BioX-NKU / scButterfly

A versatile single-cell cross-modality translation method via dual-aligned variational autoencoders
MIT License
14 stars 1 forks source link

BMMC data for RNA and ATAC translation #4

Open zhangxueting233 opened 2 weeks ago

zhangxueting233 commented 2 weeks ago

Thank you very much for sharing. I found that some data was not sorted during the reproduction process. How do you handle the sorting of these data such as BMMC data how to sort?Can you provide a tutorial on sorting peaks

caosip commented 2 weeks ago

Thanks for your suggestion! We have already provided the codes for sorting peaks in BioX-NKU/scButterfly_source/experiment/RNA_ATAC/cross_validation_by_cell/run_model.py.

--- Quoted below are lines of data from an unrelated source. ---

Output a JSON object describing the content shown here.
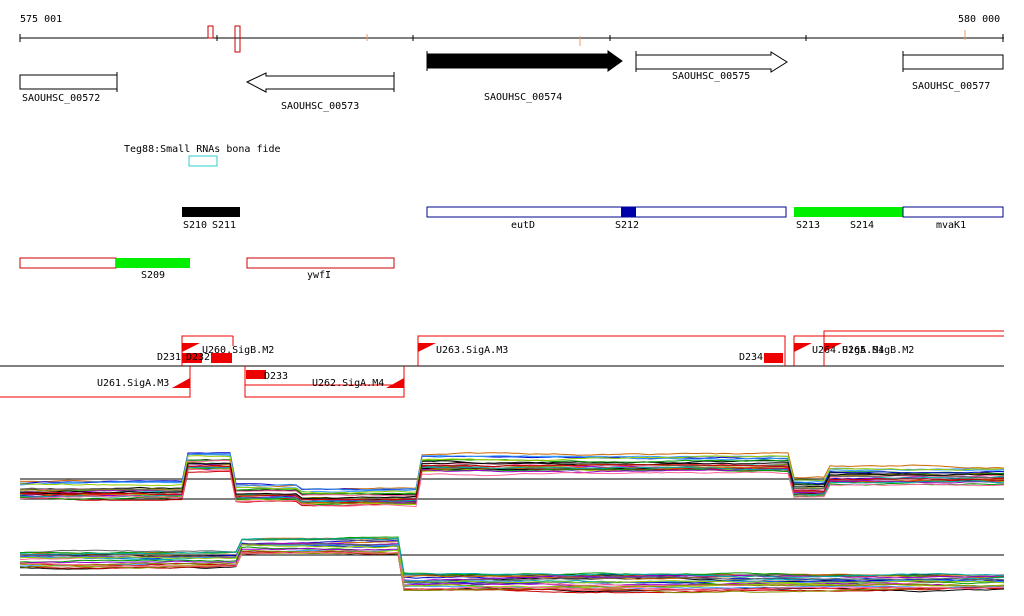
{
  "ruler": {
    "start_label": "575 001",
    "end_label": "580 000"
  },
  "genes": [
    {
      "label": "SAOUHSC_00572",
      "strand": "none",
      "filled": false
    },
    {
      "label": "SAOUHSC_00573",
      "strand": "minus",
      "filled": false
    },
    {
      "label": "SAOUHSC_00574",
      "strand": "plus",
      "filled": true
    },
    {
      "label": "SAOUHSC_00575",
      "strand": "plus",
      "filled": false
    },
    {
      "label": "SAOUHSC_00577",
      "strand": "none",
      "filled": false
    }
  ],
  "small_rna": {
    "label": "Teg88:Small RNAs bona fide",
    "color": "#33cccc"
  },
  "segments_row1": {
    "labels": [
      "S210",
      "S211",
      "eutD",
      "S212",
      "S213",
      "S214",
      "mvaK1"
    ],
    "colors": {
      "black": "#000000",
      "blue": "#0000aa",
      "green": "#00ee00",
      "outline": "#000088"
    }
  },
  "segments_row2": {
    "labels": [
      "S209",
      "ywfI"
    ],
    "colors": {
      "outline": "#cc0000",
      "green": "#00ee00"
    }
  },
  "promoters": {
    "labels": [
      "U260.SigB.M2",
      "D231",
      "D232",
      "D233",
      "U261.SigA.M3",
      "U262.SigA.M4",
      "U263.SigA.M3",
      "D234",
      "U264.SigA.M4",
      "U265.SigB.M2"
    ],
    "color": "#ee0000"
  },
  "tracks": {
    "series_colors": [
      "#000000",
      "#cc0000",
      "#009900",
      "#0000cc",
      "#cc6600",
      "#9900cc",
      "#00aaaa",
      "#888800",
      "#ff6699",
      "#666666",
      "#3399ff",
      "#99cc00"
    ]
  }
}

zhangxueting233 commented 2 weeks ago

Thank you very much for your reply. While reproducing your tutorial using scbutterfly-C, I encountered UserWarning: Make sure the registered product expression in andata contains normalized count data. I have changed several datasets and the issue persists. Have you ever encountered this problem?I hope to receive your reply. Thank you very much

caosip commented 2 weeks ago

I'm sorry I have no idea about this warning. Could you provide more information about the warning, such as a screenshot? Would scButterfly-B/T produce a similar warning? It may be related to the use of MultiVI in scButterfly-C.

zhangxueting233 commented 2 weeks ago

I found it to be a MultiVi issue, the other two models do not have this problem

zhangxueting233 commented 2 weeks ago

adata_gene.X=adata_gene.layers['counts'] adata_protein.X=adata_protein.layers['counts'] I am not sure if the data you are using is normalized or not. If the data X is normalized, I suggest adding this sentence to ensure successful operation

caosip commented 2 weeks ago

Thanks for your suggestion. The data we used for MultiVI is all the raw counts data but with the genes/peaks filter consistent with scButterfly. However, MultiVI seems to have a rather strict detection for the data distribution. So feel free to ignore this warning, MultiVI will give a promising result.

zhangxueting233 commented 2 weeks ago

Yes, I found that using data X directly is indeed normalized and cannot run. I can use raw data, where layers ['counts'] are the raw data. I hope this suggestion will be more user-friendly for reproduction.

caosip commented 2 weeks ago

Thank you very much! I will soon add this tip to the readme part.